Masters Theses

Date of Award

8-1988

Degree Type

Thesis

Degree Name

Master of Science

Major

Computer Science

Major Professor

Robin Cockett

Abstract

In recent years, considerable progress has been made towards the development of intelligent autonomous mobile robots which can perform a wide variety of tasks. Although the capabilities of these robots vary significantly, each must have the ability to navigate within its environment from a starting location to a goal without experiencing collisions with obstacles in the process - a capability commonly referred to as "robot navigation".

Numerous algorithms for robot navigation have been developed which allow the robot to operate in static environments. However, little work has been accomplished in the development of algorithms which allow the robot to navigate in a dynamic environment. This thesis presents a mathematically-based navigation algorithm for a robot operating in a continuous-time environment inhabited by moving obstacles whose trajectories and velocities can be detected.

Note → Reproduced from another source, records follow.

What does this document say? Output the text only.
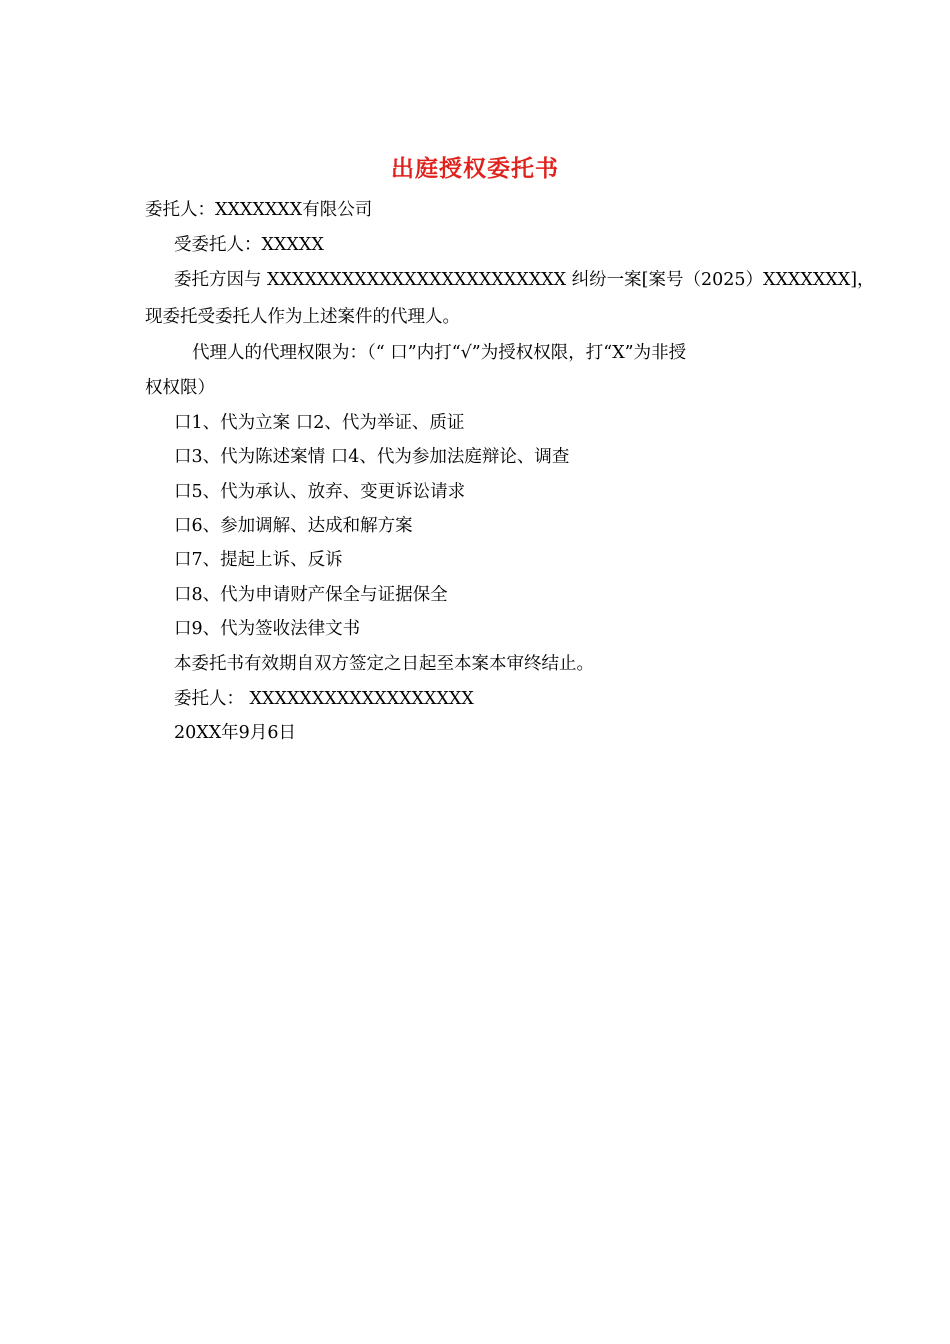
出庭授权委托书
委托人：XXXXXXX有限公司
受委托人：XXXXX
委托方因与 XXXXXXXXXXXXXXXXXXXXXXXX 纠纷一案[案号（2025）XXXXXXX]，
现委托受委托人作为上述案件的代理人。
代理人的代理权限为：（“ 口”内打“√”为授权权限，打“X”为非授
权权限）
口1、代为立案 口2、代为举证、质证
口3、代为陈述案情 口4、代为参加法庭辩论、调查
口5、代为承认、放弃、变更诉讼请求
口6、参加调解、达成和解方案
口7、提起上诉、反诉
口8、代为申请财产保全与证据保全
口9、代为签收法律文书
本委托书有效期自双方签定之日起至本案本审终结止。
委托人： XXXXXXXXXXXXXXXXXX
20XX年9月6日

In this methodology, the obstacles are represented as sheared cylinders to depict the areas swept out by the obstacle disks of influence over time. The robot is represented by the cone of positions it can reach by traveling at a constant speed in any direction. The methodology utilizes a three-dimensional navigation planning approach in which the search points, or tangent points, are the points in time at which the robot tangentially meets the obstacles. These tangent points are determined by calculating the intersection curves between the robot and the obstacles, and then using the first derivative of the intersection curves to make the tangent selections. Paths are created as sequences of these tangent points leading from the robot starting location to the goal, and are searched using the A* strategy, with a heuristic of the Euclidean distance from the tangent point to the goal.

The main contribution of this thesis is the development of a methodology which produces optimal tangent paths to the goal for a dynamic robot environment. This feature is significant, since no other algorithm located in the literature survey as background to this thesis has shown the ability to produce paths with optimal properties.